Limitations and Responsible Deployment
Similar to other generative models, Phi-4 inherits certain challenges, even with its data curation and synthetic alignment. Its performance on non-English prompts is reduced, given a primarily English training curriculum. The model can perpetuate biases and stereotypes present in source data and may occasionally produce inappropriate or inaccurate content, referred to as hallucinations, especially in domains with limited training coverage. In code-related outputs, reliability is generally higher for Python and commonly used packages, and users are advised to manually verify code in less represented languages or libraries.
Phi-4 tends towards verbose, chain-of-thought explanations even for simpler queries—a consequence of its synthetic reasoning-intensive curriculum. It is effective on single-turn problems but may demonstrate less consistency in sustained dialog management or strict instruction-following scenarios.

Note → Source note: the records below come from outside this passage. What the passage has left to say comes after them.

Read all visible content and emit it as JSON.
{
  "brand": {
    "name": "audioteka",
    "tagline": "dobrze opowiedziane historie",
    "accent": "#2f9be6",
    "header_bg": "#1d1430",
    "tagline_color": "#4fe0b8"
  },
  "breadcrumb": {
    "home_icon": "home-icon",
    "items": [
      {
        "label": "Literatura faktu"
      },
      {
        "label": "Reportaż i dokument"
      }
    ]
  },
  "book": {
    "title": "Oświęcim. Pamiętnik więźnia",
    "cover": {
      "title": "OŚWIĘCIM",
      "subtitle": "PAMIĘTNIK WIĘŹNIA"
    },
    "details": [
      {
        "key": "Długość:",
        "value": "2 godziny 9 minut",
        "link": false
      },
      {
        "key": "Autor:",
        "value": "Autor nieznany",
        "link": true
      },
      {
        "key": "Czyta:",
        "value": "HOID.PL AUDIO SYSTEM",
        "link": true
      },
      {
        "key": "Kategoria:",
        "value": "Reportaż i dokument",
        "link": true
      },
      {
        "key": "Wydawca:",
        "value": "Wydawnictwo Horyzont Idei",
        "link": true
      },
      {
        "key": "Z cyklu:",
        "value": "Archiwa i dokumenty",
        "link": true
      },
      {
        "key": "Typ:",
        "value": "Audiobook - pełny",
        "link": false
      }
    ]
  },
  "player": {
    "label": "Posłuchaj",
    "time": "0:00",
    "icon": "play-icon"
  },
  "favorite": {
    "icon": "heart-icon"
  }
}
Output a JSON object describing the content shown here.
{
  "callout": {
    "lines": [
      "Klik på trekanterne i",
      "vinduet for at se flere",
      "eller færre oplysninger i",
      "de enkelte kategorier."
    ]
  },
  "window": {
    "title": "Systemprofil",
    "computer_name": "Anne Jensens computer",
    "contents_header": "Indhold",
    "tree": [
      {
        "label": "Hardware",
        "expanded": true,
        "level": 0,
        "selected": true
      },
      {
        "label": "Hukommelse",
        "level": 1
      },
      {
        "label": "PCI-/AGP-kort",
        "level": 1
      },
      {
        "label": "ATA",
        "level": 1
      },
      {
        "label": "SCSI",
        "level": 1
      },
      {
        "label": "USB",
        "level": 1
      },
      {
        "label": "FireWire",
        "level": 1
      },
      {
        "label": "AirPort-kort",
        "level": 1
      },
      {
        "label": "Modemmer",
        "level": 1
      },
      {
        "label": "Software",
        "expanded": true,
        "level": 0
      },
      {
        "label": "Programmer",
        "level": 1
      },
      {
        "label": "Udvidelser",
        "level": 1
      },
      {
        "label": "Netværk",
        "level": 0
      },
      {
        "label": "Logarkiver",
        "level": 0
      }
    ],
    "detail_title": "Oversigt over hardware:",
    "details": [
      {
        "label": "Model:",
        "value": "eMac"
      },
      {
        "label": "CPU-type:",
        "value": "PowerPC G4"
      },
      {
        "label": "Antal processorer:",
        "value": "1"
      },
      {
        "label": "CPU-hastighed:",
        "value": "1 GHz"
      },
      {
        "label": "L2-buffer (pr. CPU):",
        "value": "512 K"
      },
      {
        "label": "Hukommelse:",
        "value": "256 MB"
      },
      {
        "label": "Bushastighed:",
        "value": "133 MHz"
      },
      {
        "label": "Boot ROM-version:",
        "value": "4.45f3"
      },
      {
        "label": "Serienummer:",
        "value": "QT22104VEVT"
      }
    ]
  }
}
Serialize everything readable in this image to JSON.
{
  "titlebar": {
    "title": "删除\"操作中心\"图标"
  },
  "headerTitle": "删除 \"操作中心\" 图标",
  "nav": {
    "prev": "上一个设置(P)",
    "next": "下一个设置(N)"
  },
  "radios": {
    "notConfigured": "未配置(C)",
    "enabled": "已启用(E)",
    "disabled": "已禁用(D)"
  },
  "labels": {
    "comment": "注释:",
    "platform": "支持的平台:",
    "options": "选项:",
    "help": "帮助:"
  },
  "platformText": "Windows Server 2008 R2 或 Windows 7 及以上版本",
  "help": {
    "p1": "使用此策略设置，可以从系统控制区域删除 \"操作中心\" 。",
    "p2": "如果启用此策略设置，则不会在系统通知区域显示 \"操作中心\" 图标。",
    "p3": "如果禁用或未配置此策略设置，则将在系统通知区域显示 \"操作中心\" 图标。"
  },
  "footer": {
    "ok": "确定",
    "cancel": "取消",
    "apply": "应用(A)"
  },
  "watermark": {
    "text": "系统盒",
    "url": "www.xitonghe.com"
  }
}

Responsible model deployment is encouraged in line with best practices for AI safety, including appropriate filtering, grounding responses with retrieval augmentation, and thorough vetting before use in high-stakes applications.
Model Family and Evolution
Phi-4 continues the developmental philosophy established by previous Phi models, such as Phi-2 and Phi-3, which prioritize data quality and curriculum structure over raw parameter scaling. The synthetic data methodologies and fine-tuning innovations present in Phi-4 represent incremental extensions, emphasizing structured reasoning and factual alignment. Comparative analysis indicates observable improvements over both its predecessors and teacher models, particularly in mathematics and STEM-focused Q&A benchmarks.